David Fincher has a real penchant for telling thoroughly engrossing stories. His filmography reads like a Dean’s List of phenomenal films, stuff ranging from the dark and moody Seven, to the super-charged and testosterone-filled Fight Club, and the cerebral and tension-filled Zodiac, Fincher has repeatedly told stories that feel like events.
The Social Network is no different. In fact, it could perhaps be Fincher’s greatest overall work, as it both captures and transcends the creation of popular megasite Facebook.com (speaking of which, be a fan of our page).
The film is the true story revolving around the creation of the incredibly popular website, and the main character of the film is the infamous Mark Zuckerberg, creator and founder of the famed social networking website. Zuckerberg is played by Jesse Eisenberg (The Squid and the Whale, Zombieland), and we are immediately thrust into a conversation that on the surface could be just like any other disagreement a guy and a girl have had at a bar.
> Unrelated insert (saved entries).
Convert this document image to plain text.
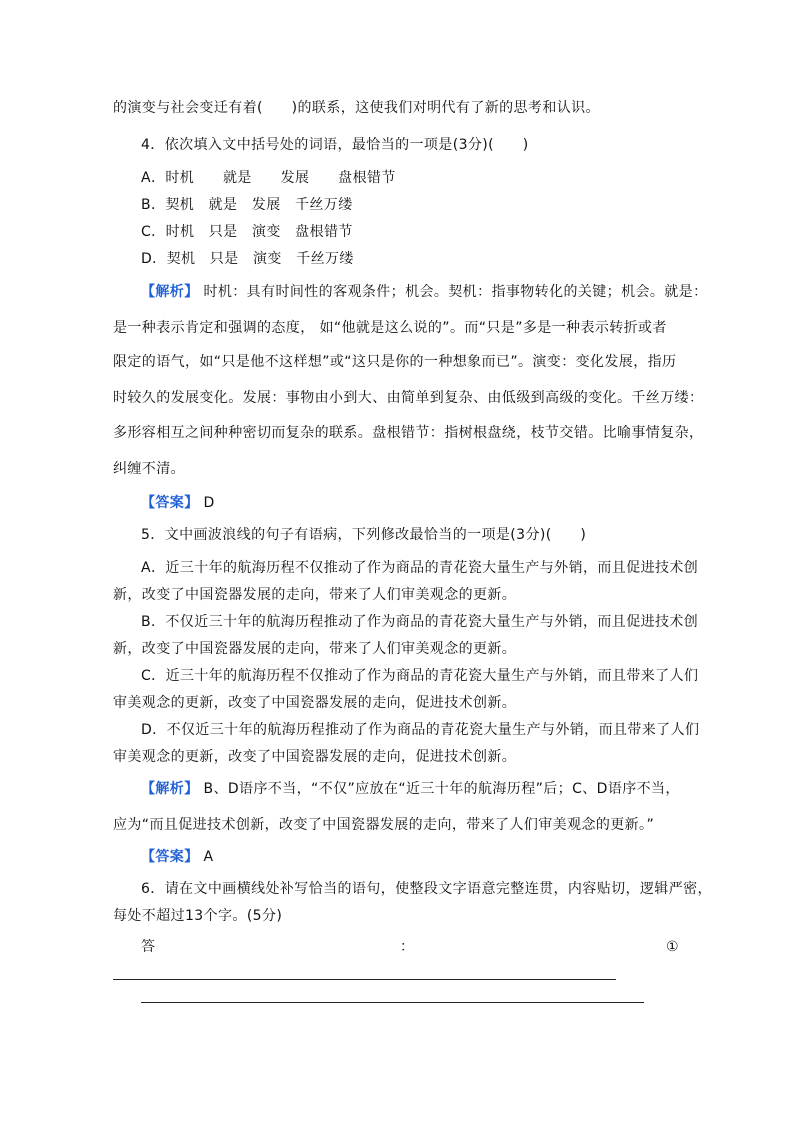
的演变与社会变迁有着(　　)的联系，这使我们对明代有了新的思考和认识。
4．依次填入文中括号处的词语，最恰当的一项是(3分)(　　)
A．时机　　就是　　发展　　盘根错节
B．契机　就是　发展　千丝万缕
C．时机　只是　演变　盘根错节
D．契机　只是　演变　千丝万缕
【解析】 时机：具有时间性的客观条件；机会。契机：指事物转化的关键；机会。就是：
是一种表示肯定和强调的态度， 如“他就是这么说的”。而“只是”多是一种表示转折或者
限定的语气，如“只是他不这样想”或“这只是你的一种想象而已”。演变：变化发展，指历
时较久的发展变化。发展：事物由小到大、由简单到复杂、由低级到高级的变化。千丝万缕：
多形容相互之间种种密切而复杂的联系。盘根错节：指树根盘绕，枝节交错。比喻事情复杂，
纠缠不清。
【答案】 D
5．文中画波浪线的句子有语病，下列修改最恰当的一项是(3分)(　　)
A．近三十年的航海历程不仅推动了作为商品的青花瓷大量生产与外销，而且促进技术创
新，改变了中国瓷器发展的走向，带来了人们审美观念的更新。
B．不仅近三十年的航海历程推动了作为商品的青花瓷大量生产与外销，而且促进技术创
新，改变了中国瓷器发展的走向，带来了人们审美观念的更新。
C．近三十年的航海历程不仅推动了作为商品的青花瓷大量生产与外销，而且带来了人们
审美观念的更新，改变了中国瓷器发展的走向，促进技术创新。
D．不仅近三十年的航海历程推动了作为商品的青花瓷大量生产与外销，而且带来了人们
审美观念的更新，改变了中国瓷器发展的走向，促进技术创新。
【解析】 B、D语序不当，“不仅”应放在“近三十年的航海历程”后；C、D语序不当，
应为“而且促进技术创新，改变了中国瓷器发展的走向，带来了人们审美观念的更新。”
【答案】 A
6．请在文中画横线处补写恰当的语句，使整段文字语意完整连贯，内容贴切，逻辑严密，
每处不超过13个字。(5分)
答	：	①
Eisenberg’s Zuckerberg comes off as condescending, if not creepily confident in himself and his skills.
The film is a fascinating, at times tremendously engrossing, portrait of a brief period of time in recent history that has made a surprising impact in pop culture worldwide. Fincher lets the tension build and build throughout the movie, and the structure of the film was somewhat surprising to me.